Forse in seguito a questo successo, forse a motivo della sua notevole esperienza politica e militare, il governo della Serenissima decise di porre il D., ormai più che cinquantenne, al comando della flotta veneziana come capitano generale. 1 Veneziani, ormai pronti a condurre l'attacco finale contro Genova, ed anche i Genovesi cercavano una battaglia risolutiva. All'inizio dell'autunno 1298 una flotta genovese, al comando di Lamba Doria, si affacciò sul mare Adriatico. La violazione delle proprie acque non poteva essere tollerata da Venezia e il D. salpò con le sue navi per attaccare i Genovesi. Le due flotte erano straordinariamente forti e ben equipaggiate: i dati variano considerevolmente nelle fonti, ma sembra certo che la flotta veneziana fosse leggermente superiore, formata da circa novanta navi contro le ottanta genovesi. Queste ultime avevano gettato l'ancora davanti alla piccola isola dalmata di Curzola, e qui sopraggiunse la sera del 7 settembre la flotta veneziana guidata dal Dandolo. Le due parti erano decise a dare battaglia e lo scontro decisivo ebbe inizio al mattino dell'8 settembre. Le fonti che narrano l'episodio non sono concordi, ma sembra certo che la flotta genovese riuscì, grazie ad un'accorta manovra, ad aggirare sul fianco le navi veneziane: il più grande scontro navale tra Venezia e Genova si concluse perciò, con una chiara vittoria dei Genovesi. Migliaia di veneziani persero la vita o vennero condotti prigionieri a Genova; tra gli altri cadde prigioniero anche Marco Polo che proprio nel carcere genovese raccolse le sue memorie di viaggio.
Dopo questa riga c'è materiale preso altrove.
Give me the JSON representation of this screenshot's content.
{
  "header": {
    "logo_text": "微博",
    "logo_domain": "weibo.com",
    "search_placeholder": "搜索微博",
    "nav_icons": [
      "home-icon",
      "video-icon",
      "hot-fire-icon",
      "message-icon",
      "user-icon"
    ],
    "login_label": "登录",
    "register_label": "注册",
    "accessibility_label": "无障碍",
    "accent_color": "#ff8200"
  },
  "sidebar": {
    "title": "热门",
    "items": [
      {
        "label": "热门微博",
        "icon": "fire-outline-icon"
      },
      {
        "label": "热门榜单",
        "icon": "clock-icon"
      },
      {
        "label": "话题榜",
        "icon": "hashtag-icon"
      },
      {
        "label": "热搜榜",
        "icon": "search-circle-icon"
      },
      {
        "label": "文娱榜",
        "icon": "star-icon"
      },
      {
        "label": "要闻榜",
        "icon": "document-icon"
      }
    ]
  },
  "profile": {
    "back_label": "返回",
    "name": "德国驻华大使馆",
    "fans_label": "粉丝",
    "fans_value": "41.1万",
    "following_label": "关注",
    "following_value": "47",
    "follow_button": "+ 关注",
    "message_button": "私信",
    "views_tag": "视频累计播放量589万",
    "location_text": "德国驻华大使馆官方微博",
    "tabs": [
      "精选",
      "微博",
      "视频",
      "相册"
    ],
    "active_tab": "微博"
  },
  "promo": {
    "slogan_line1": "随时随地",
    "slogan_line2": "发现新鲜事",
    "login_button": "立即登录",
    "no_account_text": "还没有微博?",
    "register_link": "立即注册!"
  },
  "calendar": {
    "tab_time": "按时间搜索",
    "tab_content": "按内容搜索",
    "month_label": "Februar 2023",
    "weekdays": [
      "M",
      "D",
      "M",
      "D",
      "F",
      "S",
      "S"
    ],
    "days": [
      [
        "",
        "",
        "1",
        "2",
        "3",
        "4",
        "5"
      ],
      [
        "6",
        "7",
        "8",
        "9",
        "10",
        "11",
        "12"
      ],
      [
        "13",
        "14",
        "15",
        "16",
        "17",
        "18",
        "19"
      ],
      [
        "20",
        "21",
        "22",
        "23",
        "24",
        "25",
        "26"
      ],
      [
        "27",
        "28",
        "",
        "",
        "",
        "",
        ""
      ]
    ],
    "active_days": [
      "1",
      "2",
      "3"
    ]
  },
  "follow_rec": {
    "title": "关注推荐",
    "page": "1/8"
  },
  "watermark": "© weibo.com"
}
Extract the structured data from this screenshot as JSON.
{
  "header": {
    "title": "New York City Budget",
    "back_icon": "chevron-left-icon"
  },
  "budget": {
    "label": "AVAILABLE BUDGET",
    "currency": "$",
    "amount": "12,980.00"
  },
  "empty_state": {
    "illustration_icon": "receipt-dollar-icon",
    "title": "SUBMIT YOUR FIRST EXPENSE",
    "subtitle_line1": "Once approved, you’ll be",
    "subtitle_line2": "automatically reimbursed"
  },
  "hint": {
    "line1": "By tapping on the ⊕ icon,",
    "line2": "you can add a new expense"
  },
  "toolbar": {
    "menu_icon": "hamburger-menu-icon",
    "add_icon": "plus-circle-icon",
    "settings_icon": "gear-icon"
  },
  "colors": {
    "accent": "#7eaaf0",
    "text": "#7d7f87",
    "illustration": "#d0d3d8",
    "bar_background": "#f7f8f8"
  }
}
Sulla sorte del D., sfortunato generale dei Veneziani, i racconti si differenziano molto l'uno dall'altro. È probabile che egli sopravvisse ancora qualche giorno dopo la battaglia e che non cadde nello scontro, come alcuni riferiscono. Appare anche poco probabile che, per il dolore della sua prigionia e per la perdita della flotta, egli si suicidasse a bordo di una nave genovese, scagliandosi contro l'albero maestro: la tendenziosità di questa versione appare chiara, in una fonte veneziana, che lo paragona, per questo, a Catone. Il D. dovette cadere prigioniero dei Genovesi e morire pochi giorni dopo la battaglia, di febbre, come dicono alcune fonti, o per le ferite riportate, come riferiscono altre.